The product works through iMessage, SMS, and Telegram. Users text Poke plain-language instructions (“alert me to emails from my boss,” “remind me to take my medication every morning,” “tell me if I need an umbrella tomorrow”) and the agent handles the automation. There is no app to install. Users visit Poke.com, enter a phone number, and start texting.

How It Works

Poke routes each request to whichever AI model best fits the task, pulling from major providers and open-source models.

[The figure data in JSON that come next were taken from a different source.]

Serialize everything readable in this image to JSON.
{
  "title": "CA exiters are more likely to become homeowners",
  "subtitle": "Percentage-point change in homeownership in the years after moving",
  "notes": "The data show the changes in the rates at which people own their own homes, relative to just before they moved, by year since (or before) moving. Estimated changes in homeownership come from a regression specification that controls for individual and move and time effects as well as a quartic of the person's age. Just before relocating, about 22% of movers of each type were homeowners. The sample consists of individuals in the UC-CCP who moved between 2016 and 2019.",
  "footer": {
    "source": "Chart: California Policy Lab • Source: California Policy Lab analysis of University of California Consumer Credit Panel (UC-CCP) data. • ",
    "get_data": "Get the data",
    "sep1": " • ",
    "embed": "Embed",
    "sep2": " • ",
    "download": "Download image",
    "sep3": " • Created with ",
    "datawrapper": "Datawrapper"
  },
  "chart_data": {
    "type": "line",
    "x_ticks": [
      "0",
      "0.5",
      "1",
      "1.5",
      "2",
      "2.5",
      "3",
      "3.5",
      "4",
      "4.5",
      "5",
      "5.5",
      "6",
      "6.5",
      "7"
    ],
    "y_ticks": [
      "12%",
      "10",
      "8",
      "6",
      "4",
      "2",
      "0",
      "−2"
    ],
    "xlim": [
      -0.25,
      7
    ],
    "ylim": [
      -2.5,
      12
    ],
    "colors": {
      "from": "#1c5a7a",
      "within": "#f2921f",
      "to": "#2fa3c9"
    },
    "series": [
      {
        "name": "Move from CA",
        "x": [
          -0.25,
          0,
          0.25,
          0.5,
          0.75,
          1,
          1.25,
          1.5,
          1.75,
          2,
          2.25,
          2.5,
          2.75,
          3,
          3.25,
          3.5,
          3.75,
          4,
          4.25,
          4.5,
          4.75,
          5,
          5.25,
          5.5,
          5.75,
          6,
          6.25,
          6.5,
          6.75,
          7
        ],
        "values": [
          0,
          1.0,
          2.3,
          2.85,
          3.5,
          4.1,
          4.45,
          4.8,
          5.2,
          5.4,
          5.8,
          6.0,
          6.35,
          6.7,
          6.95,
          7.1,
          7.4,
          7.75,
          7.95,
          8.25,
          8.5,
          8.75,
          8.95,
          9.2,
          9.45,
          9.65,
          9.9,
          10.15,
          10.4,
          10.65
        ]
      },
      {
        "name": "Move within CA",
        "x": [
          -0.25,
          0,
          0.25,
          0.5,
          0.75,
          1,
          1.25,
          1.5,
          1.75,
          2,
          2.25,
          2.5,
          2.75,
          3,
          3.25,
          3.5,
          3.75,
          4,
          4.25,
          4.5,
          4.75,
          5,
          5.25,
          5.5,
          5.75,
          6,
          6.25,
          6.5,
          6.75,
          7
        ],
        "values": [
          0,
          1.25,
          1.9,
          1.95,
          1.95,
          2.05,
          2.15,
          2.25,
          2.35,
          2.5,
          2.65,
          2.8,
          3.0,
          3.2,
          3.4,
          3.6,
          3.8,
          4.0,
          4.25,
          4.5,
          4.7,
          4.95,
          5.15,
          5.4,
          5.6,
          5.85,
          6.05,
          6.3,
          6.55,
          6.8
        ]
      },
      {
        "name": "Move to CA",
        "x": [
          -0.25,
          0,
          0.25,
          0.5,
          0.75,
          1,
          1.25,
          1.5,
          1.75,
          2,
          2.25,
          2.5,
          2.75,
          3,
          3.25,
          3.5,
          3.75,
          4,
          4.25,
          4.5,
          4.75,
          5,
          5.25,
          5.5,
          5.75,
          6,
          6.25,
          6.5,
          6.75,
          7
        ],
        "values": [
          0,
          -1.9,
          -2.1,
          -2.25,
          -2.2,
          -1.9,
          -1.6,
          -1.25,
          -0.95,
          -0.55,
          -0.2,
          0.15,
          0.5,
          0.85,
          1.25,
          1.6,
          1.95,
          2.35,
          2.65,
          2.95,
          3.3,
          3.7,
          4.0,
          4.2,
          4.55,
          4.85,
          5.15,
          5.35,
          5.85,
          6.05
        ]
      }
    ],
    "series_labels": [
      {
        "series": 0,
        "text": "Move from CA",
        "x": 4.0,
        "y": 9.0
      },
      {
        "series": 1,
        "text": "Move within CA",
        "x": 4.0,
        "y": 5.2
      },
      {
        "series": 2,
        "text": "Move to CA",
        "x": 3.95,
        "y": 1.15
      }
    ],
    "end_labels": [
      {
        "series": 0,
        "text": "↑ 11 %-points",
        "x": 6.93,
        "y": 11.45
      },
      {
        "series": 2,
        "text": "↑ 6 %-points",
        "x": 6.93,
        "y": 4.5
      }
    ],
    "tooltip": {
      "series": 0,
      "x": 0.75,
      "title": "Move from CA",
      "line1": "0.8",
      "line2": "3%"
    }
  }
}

Co-founder Marvin von Hagen told TechCrunch that model flexibility is a long-term advantage: “Almost all of our competitors are just big tech and labs that are bound to a specific provider. Like Meta AI will only ever be able to use Meta models, and ChatGPT will only ever be able to use OpenAI models.”

Users can write custom automations in plain text and share them with friends through what Poke calls “Recipes.” The product handles daily planning, calendar management, health and fitness tracking, smart home control, photo editing, and sports scores.

Poke uses Linq, a messaging infrastructure layer, to operate inside iMessage. WhatsApp support is limited after Meta barred general-purpose chatbots from the platform last fall.

Funding and Backing

Spark Capital and General Catalyst led the funding. The latest round added $10 million on top of a $15 million seed from last year. At a $300 million valuation for a 10-person team with a text-message product, Poke’s backers are betting that the next wave of agent users will come through the simplest possible interface rather than the most configurable one.

The launch comes as TechCrunch notes demand for agentic AI is “spiking,” citing OpenAI’s acquisition of OpenClaw’s creator and Nvidia CEO Jensen Huang’s statement that every company needs an OpenClaw strategy. Poke is positioning at the opposite end of the complexity spectrum: if OpenClaw requires terminal access and dependency management, Poke requires a phone number.

The Interface Bet

Von Hagen said Poke pivoted from an email-only AI assistant after watching beta testers try to use it for everything. “People started asking Poke to remind them to take their medication. They asked Poke about sports results,” he told TechCrunch. “We noticed how we needed to become general-purpose much more quickly, because people just like the personality and the humanness of it so much.”

The question Poke’s model raises for the agent ecosystem is whether the next 100 million agent users will look like today’s OpenClaw power users, configuring YAML files and managing skills, or like Poke’s target user, who sends a text and expects something to happen.